Thursday, September 15, 2011

Fitzgerald, Hemingway, Steinbeck

These three names are big in 20th Century American literature and everyone has their favourite. My dad liked Hemingway but Steinbeck was his favourite. I don’t particularly like Hemingway’s writing, I like some of Fitzgerald’s and I simply adore Steinbeck. I think John Steinbeck is a very under valued writer. He won a Pulitzer and a Nobel prize and yet I say he is under valued? I think the general public hardly knows his name in comparison to Hemingway and Fitzgerald that’s why. Why do I value Steinbeck so highly? Because I think he was so diverse in his writing style that it amazes me. This man wrote The Grapes of Wrath and East of Eden. He wrote Of Mice and Men, Tortilla Flat, Cannery Row, Sweet Thursday, The Red Pony. Then he wrote The Wayward Bus and Travels with Charlie. Those are just his most famous works; he wrote something like 30 novels nearly all of which I have read.
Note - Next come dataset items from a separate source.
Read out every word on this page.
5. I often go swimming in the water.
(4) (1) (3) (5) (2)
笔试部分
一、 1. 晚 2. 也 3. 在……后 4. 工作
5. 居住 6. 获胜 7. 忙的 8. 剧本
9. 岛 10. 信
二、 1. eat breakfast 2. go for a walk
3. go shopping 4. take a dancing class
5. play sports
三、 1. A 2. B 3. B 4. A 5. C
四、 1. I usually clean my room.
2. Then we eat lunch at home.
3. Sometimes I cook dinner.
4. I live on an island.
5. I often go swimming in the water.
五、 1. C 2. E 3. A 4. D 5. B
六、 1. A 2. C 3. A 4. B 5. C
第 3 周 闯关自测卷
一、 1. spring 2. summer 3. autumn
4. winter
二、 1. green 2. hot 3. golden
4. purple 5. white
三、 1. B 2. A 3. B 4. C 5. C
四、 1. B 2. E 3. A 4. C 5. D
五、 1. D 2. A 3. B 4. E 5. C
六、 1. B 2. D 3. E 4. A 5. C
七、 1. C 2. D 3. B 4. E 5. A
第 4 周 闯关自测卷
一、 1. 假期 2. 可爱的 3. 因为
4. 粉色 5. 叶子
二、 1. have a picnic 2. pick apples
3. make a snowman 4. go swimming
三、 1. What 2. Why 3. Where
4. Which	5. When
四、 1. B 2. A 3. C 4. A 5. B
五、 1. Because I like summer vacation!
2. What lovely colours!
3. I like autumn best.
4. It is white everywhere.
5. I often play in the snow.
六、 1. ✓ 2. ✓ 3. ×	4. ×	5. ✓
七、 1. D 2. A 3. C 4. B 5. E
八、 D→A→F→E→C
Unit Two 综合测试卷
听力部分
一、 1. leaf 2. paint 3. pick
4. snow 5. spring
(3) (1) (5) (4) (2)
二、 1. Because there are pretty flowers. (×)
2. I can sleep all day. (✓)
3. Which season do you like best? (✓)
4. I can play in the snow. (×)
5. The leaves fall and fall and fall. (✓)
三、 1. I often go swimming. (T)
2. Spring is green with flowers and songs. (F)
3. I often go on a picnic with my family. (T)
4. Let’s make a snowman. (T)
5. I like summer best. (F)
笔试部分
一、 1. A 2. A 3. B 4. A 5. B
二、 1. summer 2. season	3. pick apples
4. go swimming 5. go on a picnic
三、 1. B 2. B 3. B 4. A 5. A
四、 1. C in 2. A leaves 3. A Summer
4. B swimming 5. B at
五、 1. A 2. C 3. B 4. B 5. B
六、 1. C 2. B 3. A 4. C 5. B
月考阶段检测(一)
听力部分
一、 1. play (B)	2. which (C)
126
His work is both admired and disparaged by critics. But the fact is Steinbeck could tell a good story and he could see the flaws in humanity and laugh and cry at the same time. That is real life in the midst of tragedy there is humour. He made heroes out of the most unlikely of men. Who can ever forget Danny after reading Tortilla Flat? Who appoints people to be critics and what are their qualifications? What criteria do these critics use for basing their opinions? For the average reader readability and enjoyment are the top criteria. Since Steinbeck still sells, I’d guess that he is still a great writer.


So why this topic? I was thinking about how people judge each other at work. Just as each author has his fans based on his subject matter and writing style so we should look at our colleagues and realize that everyone’s workload is quite different from the others because the bosses have different methods of working. A person should never be hasty in criticizing anyone but one should be even more sensitive to one’s colleagues because we just don’t know what is floating their boat. One would be better off appreciating others for their differences and if they are just too different to the point of setting your teeth on edge, you should avoid them. But be gentle with them.


Just my thoughts this morning.





2 comments:

  1. I was a little dissapointed with Tortilla Flats which I read after Grapes of Wrath. From the perspective of having read both, I think I can see in Steinbeck a tendency to be a little over the top, or way over the top in the case of Tortilla Flats. A good story is one thing but for me it has to stay within shouting distance of reality.